Starmaya has about 30% higher yield than Marsellesa® with good taste and high resistance. In addition, since one of the F1-producing plants is male infertile, the offspring of F1 always have dominant genes from both parents. Instead of hand pollination, Starmaya can be pollinated naturally (by wind or bees). The next generation of Starmaya is always a hybrid, instead of a mix of hybrid seeds, seeds with only the characteristics of the mother plant, or sources with only the parts of the father plant.
(We understand very well writing like this is not easy to know at all ^^’ you can read about Mendelian’s laws of heredity and biology textbooks to understand better xD or visit 96B for the writer to draw a diagram to see. Let’s be intuitive :P)
With these outstanding characteristics, Starmaya is a topic of great interest if you learn about coffee varieties in general and F1 coffee in particular. The excellent taste and easy reproduction and replanting of this F1 variety is also the most attractive point for farmers.
Hybrid coffee in Vietnam
In Vietnam, the BREEDCAFS project has started to introduce F1 varieties since 2017. In Son La and Dien Bien, CIRAD, through BREEDCAFS, introduced F1 types, such as Starmaya, H1, and H16, developed from the beginning of 2000. These varieties have been planted in Central America with good results. The cupping results of the first crop at the end of 2020 are pretty impressive. These varieties are also well suited to altitudes of 1300m or more when grown in the shade and agroforestry systems.

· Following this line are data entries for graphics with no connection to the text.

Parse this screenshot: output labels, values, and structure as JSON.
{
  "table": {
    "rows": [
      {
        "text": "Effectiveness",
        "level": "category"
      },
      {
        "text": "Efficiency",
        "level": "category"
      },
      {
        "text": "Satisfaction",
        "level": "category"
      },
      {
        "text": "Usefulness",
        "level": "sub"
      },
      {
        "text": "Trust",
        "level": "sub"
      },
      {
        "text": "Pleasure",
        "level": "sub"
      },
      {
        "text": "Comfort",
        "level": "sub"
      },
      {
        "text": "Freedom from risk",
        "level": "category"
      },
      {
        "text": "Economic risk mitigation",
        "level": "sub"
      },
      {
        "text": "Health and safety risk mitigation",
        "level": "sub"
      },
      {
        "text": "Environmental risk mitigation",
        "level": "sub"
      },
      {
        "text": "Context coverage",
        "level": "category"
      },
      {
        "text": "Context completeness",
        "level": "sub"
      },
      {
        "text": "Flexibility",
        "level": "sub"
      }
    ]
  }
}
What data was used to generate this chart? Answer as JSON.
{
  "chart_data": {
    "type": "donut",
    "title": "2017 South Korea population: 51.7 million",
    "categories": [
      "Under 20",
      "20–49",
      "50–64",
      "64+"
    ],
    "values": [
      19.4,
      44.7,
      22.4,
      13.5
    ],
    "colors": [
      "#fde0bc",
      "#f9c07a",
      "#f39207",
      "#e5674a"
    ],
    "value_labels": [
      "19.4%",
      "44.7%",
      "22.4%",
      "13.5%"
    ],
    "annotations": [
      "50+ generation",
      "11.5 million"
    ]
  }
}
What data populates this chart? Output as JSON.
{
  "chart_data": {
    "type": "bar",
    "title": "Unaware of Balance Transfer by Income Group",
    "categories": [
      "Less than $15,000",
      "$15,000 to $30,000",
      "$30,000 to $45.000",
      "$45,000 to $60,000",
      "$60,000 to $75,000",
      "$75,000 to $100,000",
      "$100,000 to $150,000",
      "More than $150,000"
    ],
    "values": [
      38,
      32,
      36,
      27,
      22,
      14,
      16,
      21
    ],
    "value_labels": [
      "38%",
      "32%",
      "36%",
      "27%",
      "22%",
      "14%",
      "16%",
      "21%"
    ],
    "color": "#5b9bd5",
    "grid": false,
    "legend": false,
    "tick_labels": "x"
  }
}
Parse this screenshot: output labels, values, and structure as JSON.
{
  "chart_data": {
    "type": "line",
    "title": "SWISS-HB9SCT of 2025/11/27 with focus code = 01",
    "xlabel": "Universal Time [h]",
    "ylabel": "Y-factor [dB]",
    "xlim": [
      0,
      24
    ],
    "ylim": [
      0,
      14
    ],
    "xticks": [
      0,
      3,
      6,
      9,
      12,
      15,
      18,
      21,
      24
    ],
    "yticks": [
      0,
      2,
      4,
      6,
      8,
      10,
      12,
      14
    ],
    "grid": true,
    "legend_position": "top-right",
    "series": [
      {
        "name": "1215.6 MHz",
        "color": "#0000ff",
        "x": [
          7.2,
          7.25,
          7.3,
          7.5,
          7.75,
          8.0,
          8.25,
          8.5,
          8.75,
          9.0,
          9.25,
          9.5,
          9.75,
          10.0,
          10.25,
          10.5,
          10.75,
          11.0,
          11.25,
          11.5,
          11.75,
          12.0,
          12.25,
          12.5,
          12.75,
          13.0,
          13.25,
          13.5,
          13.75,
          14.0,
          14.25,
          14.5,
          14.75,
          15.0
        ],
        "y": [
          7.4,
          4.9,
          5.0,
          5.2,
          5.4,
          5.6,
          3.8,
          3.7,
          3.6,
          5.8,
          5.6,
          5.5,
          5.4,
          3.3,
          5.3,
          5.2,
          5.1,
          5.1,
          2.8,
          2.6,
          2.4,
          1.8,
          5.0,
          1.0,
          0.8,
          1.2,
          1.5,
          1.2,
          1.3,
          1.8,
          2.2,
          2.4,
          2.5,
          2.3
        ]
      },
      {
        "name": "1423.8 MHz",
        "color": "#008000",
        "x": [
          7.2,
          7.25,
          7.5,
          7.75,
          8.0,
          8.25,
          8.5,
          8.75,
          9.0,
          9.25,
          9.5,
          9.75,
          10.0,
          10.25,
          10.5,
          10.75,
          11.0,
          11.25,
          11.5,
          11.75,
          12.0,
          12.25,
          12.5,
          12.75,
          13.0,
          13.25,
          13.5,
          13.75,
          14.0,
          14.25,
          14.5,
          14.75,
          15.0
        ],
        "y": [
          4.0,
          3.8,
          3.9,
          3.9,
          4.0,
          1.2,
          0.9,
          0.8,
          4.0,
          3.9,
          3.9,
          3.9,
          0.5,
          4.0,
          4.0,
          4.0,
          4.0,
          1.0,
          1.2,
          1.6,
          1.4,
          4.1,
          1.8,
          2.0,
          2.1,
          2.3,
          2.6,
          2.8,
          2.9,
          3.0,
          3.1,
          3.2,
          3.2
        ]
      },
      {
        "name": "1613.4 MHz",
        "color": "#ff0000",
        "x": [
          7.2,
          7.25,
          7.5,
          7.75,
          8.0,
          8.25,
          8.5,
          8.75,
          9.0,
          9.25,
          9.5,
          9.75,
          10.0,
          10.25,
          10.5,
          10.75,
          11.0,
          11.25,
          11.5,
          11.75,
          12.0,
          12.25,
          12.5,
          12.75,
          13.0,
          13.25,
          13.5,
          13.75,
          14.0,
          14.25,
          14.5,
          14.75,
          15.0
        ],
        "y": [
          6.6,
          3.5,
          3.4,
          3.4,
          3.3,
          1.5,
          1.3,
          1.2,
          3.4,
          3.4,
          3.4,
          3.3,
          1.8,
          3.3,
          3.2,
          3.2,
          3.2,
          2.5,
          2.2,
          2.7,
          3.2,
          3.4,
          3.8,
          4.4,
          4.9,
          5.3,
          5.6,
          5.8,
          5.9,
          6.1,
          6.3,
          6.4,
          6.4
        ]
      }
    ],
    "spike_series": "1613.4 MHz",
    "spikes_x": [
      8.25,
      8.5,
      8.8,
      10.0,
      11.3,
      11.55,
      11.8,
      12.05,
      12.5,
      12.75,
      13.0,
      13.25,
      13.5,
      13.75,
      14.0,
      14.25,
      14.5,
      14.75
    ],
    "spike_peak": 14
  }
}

When the old Catimor variety is getting weaker and weaker (both in taste and resistance), F1 with good quality, pest resistance, and adaptation to climate change is the correct answer. Not only that, but planting wide F1 varieties also helps farmers diversify crops, bringing high yields, good quality, and consequently high prices.
In addition, the problem of buying new F1 seeds is also partly solved with F1 varieties like Starmaya. Propagation becomes a lot easier and cheaper than growing conventional F1 seeds. With a yield of up to half a million seeds per hectare and natural pollination ability, Starmaya seeds cost half as much as other Arabica F1 hybrid seeds. The only problem is that 10% of Starmaya seedlings will not have the same phenotype as the parents because the CIR-MS01 variety has an unstable gene.
Yield comparison table of F1 vs. old varieties (Caturra and Marsellesa®) (Marie, L. et al.)
Summary of the BREEDCAFS project in Son La and Dien Bien shows that Marsellesa and F1 varieties have better growth, flavor, and yield than the old Catimor variety grown in the Northwest. Son La plans to re-cultivate 8000ha of coffee, with 500ha for specialty coffee. Dien Bien also said it would spend 300ha on specialty coffee.
If you are interested in the future of Vietnamese coffee, the F1 hybrid is the topic you need to know. We hope this article has helped you understand this complex but fascinating topic.